PodConventionContext for Cartographer Conventions

This reference topic describes the PodConventionContext that you can use with Cartographer Conventions.

Overview

The Pod convention context is the body of the webhook request and response. The convention controller provides the specification. The convention server sets the status.

The context consists of:

• A wrapper of the individual object description in an API (TypeMeta)
• The persistent metadata of a resource (ObjectMeta)
• The PodConventionContextSpec
• The PodConventionContextStatus

PodConventionContext Objects

In the PodConventionContext API resource:

• The object path .spec.template field defines the PodTemplateSpec to be enriched by conventions. For more information about PodTemplateSpec, see the Kubernetes documentation.
• The object path .spec.imageConfig[] field defines ImageConfig. Each entry is populated with the name of the image (.spec.imageConfig[].image) and its OCI metadata (.spec.imageConfig[].config). These entries are generated for each image referenced in PodTemplateSpec (.spec.template).

The following snippet is an example of a PodConventionContext resource request that the convention server receives. This resource is generated for a Go language-based application image in GitHub.
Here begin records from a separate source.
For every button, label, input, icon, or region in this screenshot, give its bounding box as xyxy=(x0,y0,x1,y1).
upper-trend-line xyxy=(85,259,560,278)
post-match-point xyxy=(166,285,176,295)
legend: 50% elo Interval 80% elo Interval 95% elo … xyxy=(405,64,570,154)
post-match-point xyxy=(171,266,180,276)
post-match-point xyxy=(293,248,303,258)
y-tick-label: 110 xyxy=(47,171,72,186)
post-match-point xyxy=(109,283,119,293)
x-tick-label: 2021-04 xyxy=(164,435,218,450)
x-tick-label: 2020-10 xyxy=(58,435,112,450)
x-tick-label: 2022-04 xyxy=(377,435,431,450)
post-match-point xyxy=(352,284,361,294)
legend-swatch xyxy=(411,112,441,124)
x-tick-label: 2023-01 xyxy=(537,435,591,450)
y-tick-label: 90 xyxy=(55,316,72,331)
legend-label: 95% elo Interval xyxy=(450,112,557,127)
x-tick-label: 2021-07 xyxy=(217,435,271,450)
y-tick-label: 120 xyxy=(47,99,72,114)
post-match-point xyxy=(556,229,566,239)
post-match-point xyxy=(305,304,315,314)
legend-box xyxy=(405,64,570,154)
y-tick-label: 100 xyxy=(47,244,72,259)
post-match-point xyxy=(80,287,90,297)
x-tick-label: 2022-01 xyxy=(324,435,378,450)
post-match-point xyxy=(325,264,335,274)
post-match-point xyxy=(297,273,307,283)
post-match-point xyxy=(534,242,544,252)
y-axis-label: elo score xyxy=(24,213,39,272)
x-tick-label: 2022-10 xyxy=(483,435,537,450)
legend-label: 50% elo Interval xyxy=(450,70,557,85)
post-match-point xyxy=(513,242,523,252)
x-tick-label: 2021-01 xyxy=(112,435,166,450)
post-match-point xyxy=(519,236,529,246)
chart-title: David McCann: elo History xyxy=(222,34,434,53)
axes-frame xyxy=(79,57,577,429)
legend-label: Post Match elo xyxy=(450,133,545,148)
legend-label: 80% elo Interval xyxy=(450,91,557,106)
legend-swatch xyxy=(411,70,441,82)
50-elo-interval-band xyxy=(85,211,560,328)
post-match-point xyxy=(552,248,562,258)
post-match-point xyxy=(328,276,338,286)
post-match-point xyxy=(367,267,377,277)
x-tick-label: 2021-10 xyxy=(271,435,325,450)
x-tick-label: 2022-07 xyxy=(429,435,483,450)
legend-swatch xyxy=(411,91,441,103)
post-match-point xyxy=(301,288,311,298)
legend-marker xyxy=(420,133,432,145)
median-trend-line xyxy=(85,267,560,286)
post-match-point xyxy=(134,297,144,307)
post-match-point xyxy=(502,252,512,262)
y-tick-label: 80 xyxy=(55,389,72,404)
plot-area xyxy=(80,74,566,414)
It is built with Cloud Native Paketo Buildpacks that use Go mod for dependency management.

---
apiVersion: webhooks.conventions.carto.run/v1alpha1
kind: PodConventionContext
metadata:
  name: sample # the name of the ClusterPodConvention
spec: # the request
  imageConfig: # one entry per image referenced by the PodTemplateSpec
  - image: sample/go-based-image
    boms:
    - name: cnb-app:.../sbom.cdx.json
      raw: ...
    config:
      entrypoint:
      - "/cnb/process/web"
      domainname: ""
      architecture: "amd64"
      image: "sha256:05b698a4949db54fdb36ea431477867abf51054abd0cbfcfd1bb81cda1842288"
      labels:
        "io.buildpacks.stack.distro.version": "18.04"
        "io.buildpacks.stack.homepage": "https://github.com/paketo-buildpacks/stacks"
        "io.buildpacks.stack.id": "io.buildpacks.stacks.bionic"
        "io.buildpacks.stack.maintainer": "Paketo Buildpacks"
        "io.buildpacks.stack.distro.name": "Ubuntu"
        "io.buildpacks.stack.metadata": `{"app":[{"sha":"sha256:ea4ec23266a3af1204fd643de0f3572dd8dbb5697a5ef15bdae844777c19bf8f"}],
        "buildpacks":[{"key":"paketo-buildpac`...,
        "io.buildpacks.build.metadata": `{"bom":[{"name":"go","metadata":{"licenses":[],"name":"Go","sha256":"7fef8ba6a0786143efcce66b0bbfbfbab02afeef522b4e09833c5b550d7`...
  template:
    spec:
      containers:
      - name : workload
        image: helloworld-go-mod

PodConventionContext Structure

This section introduces more information about the image configuration in PodConventionContext. The convention controller passes this information for each image in good faith. The convention controller is not the source of the metadata, and there is no guarantee that the information is correct.

The config field in the image configuration passes through the OCI Image metadata in GitHub loaded from the registry for the image.

The boms field in the image configuration passes through the BOMs of the image. Conventions might parse the BOMs they want to inspect. There is no guarantee that an image contains a BOM or that the BOM is in a specific format.